By the time we finished shopping my mother had amassed over $300.00 in clothing for $50.00. In addition to the black jacket she also purchased a suede coat for $7.49, its original price was around $79.00 and a double breasted gray wool coat for $29.99, originally priced at $200.00, it was a good day.
After shopping we typically eat out, I was on a schedule so we decided to skip our favorite establishments and eat at Arby’s in the mall. As my mother and I ate a woman came in coughing like she had TB and she naturally took a seat close to me. After coughing up a lung she began blowing her nose. I try to accept the fact that people are different but I honestly don’t have the stomach for that and certainly not while I’m eating, my mother was less phased than I was and finished her sandwhich. I stopped short and as the coughing and blowing continued I excused myself opting to meet my mother in the mall, lest my stomach turn inside out.
I don’t know what it is with this particular Arby’s but on one other occassion, while I was eating with Nick and Alexa, a woman pulled her toddler from the bathroom with a bare bottom and stood him next to the trash where she finished cleaning his bottom with paper towels. Naturally I was sitting directly across from her work area and I found it so off the charts offensive that I wanted to fall over laughing. I just kept thinking, you cannot possibly be serious!

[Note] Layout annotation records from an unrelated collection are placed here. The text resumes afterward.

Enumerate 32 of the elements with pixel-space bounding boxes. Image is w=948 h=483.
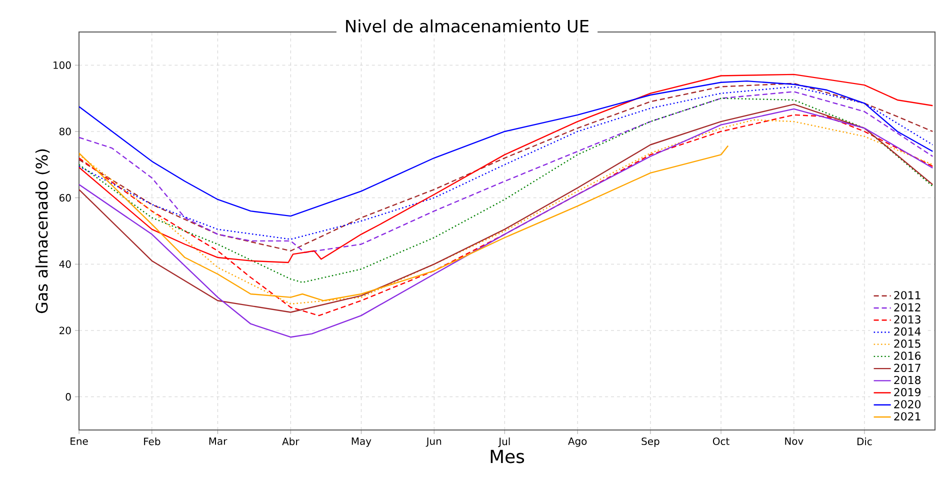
- x-tick-label: Feb: [144, 437, 160, 446]
- x-tick-label: May: [352, 438, 372, 447]
- y-tick-label: 60: [60, 194, 71, 202]
- y-tick-label: 40: [59, 260, 71, 268]
- y-tick-label: 0: [66, 393, 71, 401]
- x-tick-label: Oct: [712, 437, 730, 446]
- x-tick-label: Jun: [426, 438, 442, 447]
- legend-label: 2011: [894, 291, 920, 300]
- x-tick-label: Nov: [785, 438, 804, 445]
- legend-label: 2017: [894, 364, 920, 372]
- legend-label: 2019: [894, 388, 920, 396]
- x-tick-label: Dic: [857, 437, 872, 446]
- x-tick-label: Jul: [498, 437, 510, 448]
- legend-label: 2014: [894, 327, 921, 336]
- legend-label: 2020: [894, 400, 921, 408]
- y-tick-label: 100: [54, 61, 71, 69]
- x-tick-label: Abr: [282, 437, 300, 446]
- x-tick-label: Ago: [568, 438, 587, 447]
- legend-label: 2012: [894, 303, 920, 312]
- legend-label: 2013: [894, 315, 920, 324]
- chart-title: Nivel de almacenamiento UE: [346, 19, 588, 33]
- legend-label: 2016: [894, 352, 921, 360]
- legend-label: 2015: [894, 340, 920, 348]
- x-axis-title: Mes: [490, 450, 524, 464]
- legend-label: 2021: [894, 412, 920, 420]
- y-tick-label: 80: [59, 128, 71, 136]
- y-tick-label: 20: [60, 326, 71, 334]
- x-tick-label: Sep: [642, 437, 660, 447]
- legend-label: 2018: [894, 376, 921, 384]
- x-tick-label: Ene: [70, 438, 88, 445]
- y-axis-title: Gas almacenado (%): [35, 149, 50, 314]
- x-tick-label: Mar: [209, 438, 228, 445]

The trash had one of those hinged openings so she was pushing poopy paper towels though the opening to throw them away. The really astonishing part was that an employee witnessed the butt mopping in the dining area and did nothing, she didn’t even disinfect the opening on the rubbish bin. I wondered about the people who dined later and pushed open that very door… with their hand. Both instances made me wonder about the cleanliness of fast food estabishments, especially when the tables aren’t washed regularly…ish.